All of their attention this month has been focused on getting into Fayetteville and escaping with a win over a team from the most-feared conference in America.

They are going to lay it on the line as if this was for the national championship.

They want to make a statement that they have been overlooked and under-estimated too long.

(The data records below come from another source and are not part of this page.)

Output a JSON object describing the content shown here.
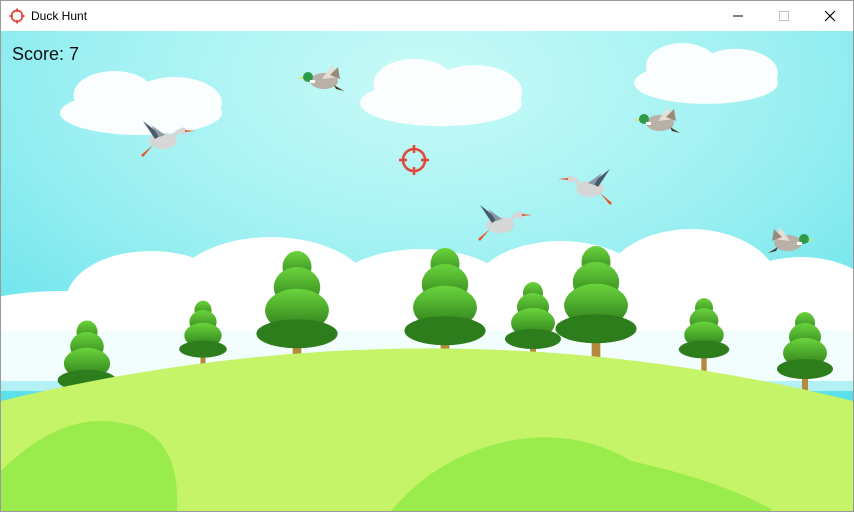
{
  "window": {
    "title": "Duck Hunt",
    "icon": "crosshair-icon",
    "controls": [
      "minimize-icon",
      "maximize-icon",
      "close-icon"
    ]
  },
  "game": {
    "score_label": "Score:",
    "score_value": "7"
  },
  "colors": {
    "sky_top": "#5fe0ea",
    "sky_bottom": "#a9f4f7",
    "hill": "#c6f468",
    "hill_shade": "#9aec4c",
    "tree_light": "#5dc737",
    "tree_dark": "#2e7d1c",
    "trunk": "#b58a3c",
    "crosshair": "#e04a3c"
  },
  "ducks": [
    {
      "kind": "mallard",
      "direction": "left"
    },
    {
      "kind": "mallard",
      "direction": "left"
    },
    {
      "kind": "mallard",
      "direction": "right"
    },
    {
      "kind": "heron",
      "direction": "right"
    },
    {
      "kind": "heron",
      "direction": "left"
    },
    {
      "kind": "heron",
      "direction": "right"
    }
  ]
}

The three-time winners of the American Athletic Conference is slated to join the Big 12 no later than July of 2024. But the slippery slope of the college football world and the expansion of the SEC and Big Ten is not over, so the Bearcats need a quality win.

They need to beat the defending Outback Bowl champions, a team that came within two points of a 10-win season, like they need air.

So Fickell may not announce his starting quarterback until game time.

Although it appears the job is between Ben Bryant and Evan Prater.

Bryant spent three seasons backing up Ridder before transferring to Eastern Michigan and opting to use his covid season back in Cincinnati.

Prater is a hometown hero and in high school was an Ohio Mr. Football.

If two years has taught us anything, Pittman and the Razorbacks will be ready for both of them.

Cincinnati is going to come out and try and hit the Razorbacks in the mouth with a knockout punch, but the Hogs will be ready.

Pittman knows what this game means to Fickell and the Bearcats, and it means just as much to him.